If sex is banned as a scoring factor, Egan warned, safe drivers will pay more and dangerous drivers will pay less.
“The prices Delawares pay for auto insurance should be based on how they drive, not who they are,” Gay said after the bill passed. “As elected leaders, we have a responsibility to ensure that our communities are treated fairly, especially when that means dismantling the pervasive disparities embedded in our daily lives.”

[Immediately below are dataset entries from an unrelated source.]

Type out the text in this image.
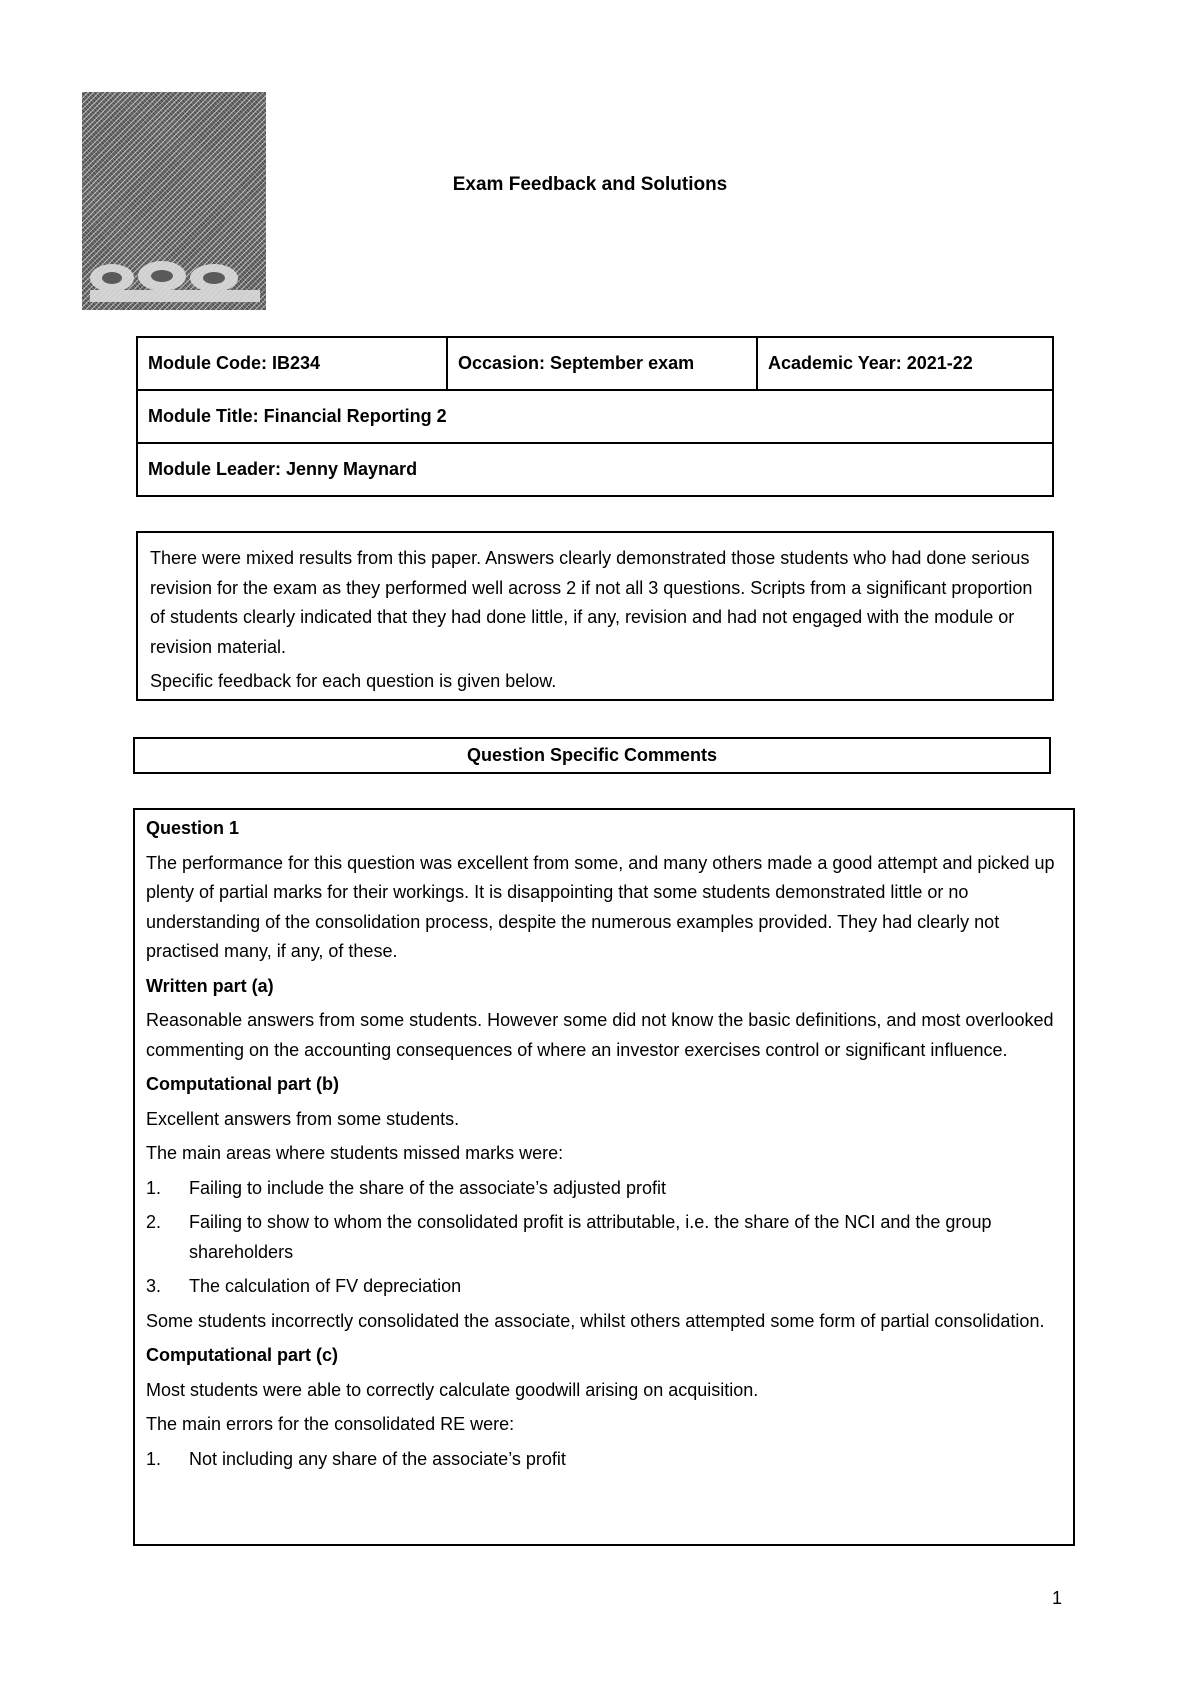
Exam Feedback and Solutions
Module Code: IB234	Occasion: September exam	Academic Year: 2021-22
Module Title: Financial Reporting 2
Module Leader: Jenny Maynard

There were mixed results from this paper. Answers clearly demonstrated those students who had done serious revision for the exam as they performed well across 2 if not all 3 questions. Scripts from a significant proportion of students clearly indicated that they had done little, if any, revision and had not engaged with the module or revision material.

Specific feedback for each question is given below.

Question Specific Comments

Question 1

The performance for this question was excellent from some, and many others made a good attempt and picked up plenty of partial marks for their workings. It is disappointing that some students demonstrated little or no understanding of the consolidation process, despite the numerous examples provided. They had clearly not practised many, if any, of these.

Written part (a)

Reasonable answers from some students. However some did not know the basic definitions, and most overlooked commenting on the accounting consequences of where an investor exercises control or significant influence.

Computational part (b)

Excellent answers from some students.

The main areas where students missed marks were:

1. Failing to include the share of the associate’s adjusted profit
2. Failing to show to whom the consolidated profit is attributable, i.e. the share of the NCI and the group shareholders
3. The calculation of FV depreciation

Some students incorrectly consolidated the associate, whilst others attempted some form of partial consolidation.

Computational part (c)

Most students were able to correctly calculate goodwill arising on acquisition.

The main errors for the consolidated RE were:

1. Not including any share of the associate’s profit
1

Supporters of Senate Bill 231 have said that on top of the injustice of it all, Delawares who do not identify with either gender find themselves in a gray area. Gay asked Egan how insurers treat these consumers.
Insurers have had to find new ways to determine premiums for non-binary people, Egan said, and more often than not average premiums for male and female drivers who have similar rating factors.
Gay protested that such a practice isn’t fair to non-binary customers, but Egan said that’s exactly what would happen if Senate Bill 231 becomes law.
“You come up with a factor that’s brand new, and like you mentioned, maybe you thought what we were doing was wrong,” Egan told Gay. “So let’s say we average the male and female rate together to determine a rate for a non-binary choice. To me, when you ban gender, that’s exactly what you’re going to do.
“You’re going to combine the male and female rating factors together…so everyone complements the high-risk driver rates with low-risk drivers.”
Bonini called the bill “legislation by press release” and said that if passed, it would undoubtedly increase insurance rates for every family in Delaware.
“We are fundamentally changing the auto insurance market in the state of Delaware based on a study of hypothetical 35-year-olds,” Bonini said. “We shouldn’t be making these decisions based on this little data. If we have to make these decisions, we need to be honest with our constituents about the impacts and the reason for doing so.
States that ban gender as a rating factor in auto insurance premiums include California, Hawaii, Massachusetts, Maine, Michigan, North Carolina, and Pennsylvania.
Montana last year reinstated the use of sex in auto insurance pricing after passing a law to ban it.
In the 43 states without a ban and the 7 states with it, men of all age groups, on average, pay more than women for car insurance.
The bill passed 11 to 8. All seven Republicans and Sen. Darius Brown, D-Wilmington, voted against the bill. Two Democrats declined to vote. Click here to see the roll call.
The bill will now go to a House committee for review.